Choosing a Major

Maureen Federo is a Script Supervisor within the filmmaking industry in New York City. She writes articles on artwork for individual artists’ promotional use, and as a hobby, enjoys watching hours of television critiquing filmmakers’ strategies and storytelling.

DON’T WORRY ABOUT IT! Choosing a major may seem stressful and make you feel like it will determine the rest of your life. But it is not like that at all!
When it was time to choose my major I felt I was not ready to make a decision. I took many different classes during my freshmen year and had enjoyed them all, however, I could not make up my mind. But the first question I asked myself was, What subject I absolutely enjoy the most? I looked at my transcript and noticed I had taken a lot of literature courses that involved reading and writing. My next question was, How did I feel in the classrooms? The material I was given was very intriguing and I enjoyed hearing other students’ thoughts and learning from them during class discussions. In a way, taking English courses made me feel free to express myself and my way of thinking. I was able to notice how much I grew intellectually in such a short amount of time and how natural it felt to me to do so. With these things in mind, deciding on a major became my first step in choosing a liberal path.
Few students walk into college knowing exactly what they want to do and what career path they want to pursue. That is why when it comes to choosing courses freshmen year, it is essential to broaden ones horizons. Do not be afraid of challenging yourself, but at the same time, do not limit yourself to what you already know. It is important to try new things because of all the benefits it can bring to your learning experience. You never know what courses you may end up enjoying, the people you come across and what obstacles you overcome. Most importantly, it is always valuable to step out of one’s comfort zone. For instance, I was not very good with memory. Knowing this about myself, I decided to improve on this weakness by taking an art history course my freshmen year. In this course, for an exam, I was expected to memorize at least one hundred images of paintings. I had to know the title of each painting, the artist, the year it was made and the century. I used index cards as my strategy, which worked very well for me. I enjoyed this course so much, I minored in art history.

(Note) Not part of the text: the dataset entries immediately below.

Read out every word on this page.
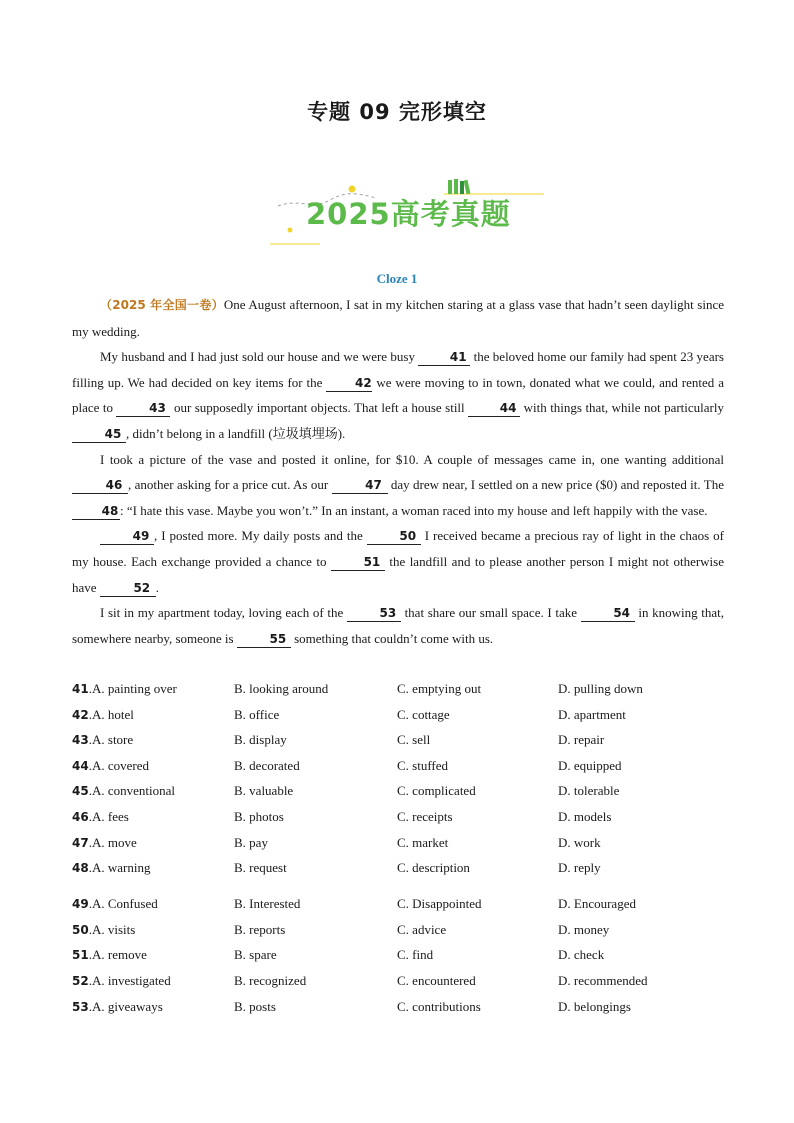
专题 09 完形填空
2025高考真题
Cloze 1

（2025 年全国一卷）One August afternoon, I sat in my kitchen staring at a glass vase that hadn’t seen daylight since my wedding.

My husband and I had just sold our house and we were busy	41 the beloved home our family had spent 23 years filling up. We had decided on key items for the 42 we were moving to in town, donated what we could, and rented a place to	43 our supposedly important objects. That left a house still	44 with things that, while not particularly 45 , didn’t belong in a landfill (垃圾填埋场).

I took a picture of the vase and posted it online, for $10. A couple of messages came in, one wanting additional 46 , another asking for a price cut. As our	47 day drew near, I settled on a new price ($0) and reposted it. The 48 : “I hate this vase. Maybe you won’t.” In an instant, a woman raced into my house and left happily with the vase.

49 , I posted more. My daily posts and the	50 I received became a precious ray of light in the chaos of my house. Each exchange provided a chance to	51 the landfill and to please another person I might not otherwise have	52 .

I sit in my apartment today, loving each of the	53 that share our small space. I take	54 in knowing that, somewhere nearby, someone is	55 something that couldn’t come with us.

41. A. painting over	B. looking around	C. emptying out	D. pulling down
42. A. hotel	B. office	C. cottage	D. apartment
43. A. store	B. display	C. sell	D. repair
44. A. covered	B. decorated	C. stuffed	D. equipped
45. A. conventional	B. valuable	C. complicated	D. tolerable
46. A. fees	B. photos	C. receipts	D. models
47. A. move	B. pay	C. market	D. work
48. A. warning	B. request	C. description	D. reply
49. A. Confused	B. Interested	C. Disappointed	D. Encouraged
50. A. visits	B. reports	C. advice	D. money
51. A. remove	B. spare	C. find	D. check
52. A. investigated	B. recognized	C. encountered	D. recommended
53. A. giveaways	B. posts	C. contributions	D. belongings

Many first-years struggle with what is expected of them. Their train of thought may go along the lines of, I need to major in a field that allows me to earn a lot of money and live a comfortable life where I can retire in my 50’s or 60’s. However, what is overlooked is, if you have enough passion and stand for something that you truly believe in and love doing, the money will follow. Not only will you be able to enjoy doing something you love, you open a path for yourself where you have the liberty to make as many choices you want and self-build on any task you set for yourself. Choosing a major is more about what field will allow you to grow the most and not feel limited to the opportunities that come across your path.
The great thing about college is having professors who can back you up whenever you need them to. Professors are very supportive and pick up on special talents their students have. Most of the time you will not know what you are good at until someone points it out to you. Professors have a lot of experience and they appreciate the effort students put into their work. Talking consistently with your professors is key to having someone help you brainstorm and develop yourself within the field of your choice.
For those students who absolutely have no idea what they want to do, just ask yourself, What do you feel most passionate about? Interacting with others who help you define who you are is the greatest advantage one can have as a college student. There are many activities and organizations you can join and be a part of, which can serve to your advantage. If you find there is nothing you can join, create your own organization. The more you work on your leadership, the more confident you will feel about what you want to pursue. Then you may see choosing a major as an asset in working towards being the person you want to be and the work you want to accomplish.
Pick a field you feel is a huge part of you. It is not about being the smartest at everything, it is about believing in something that creates meaning to you. It is about choosing a field you can see yourself growing as an individual and creating your own path. It is about choosing your freedom.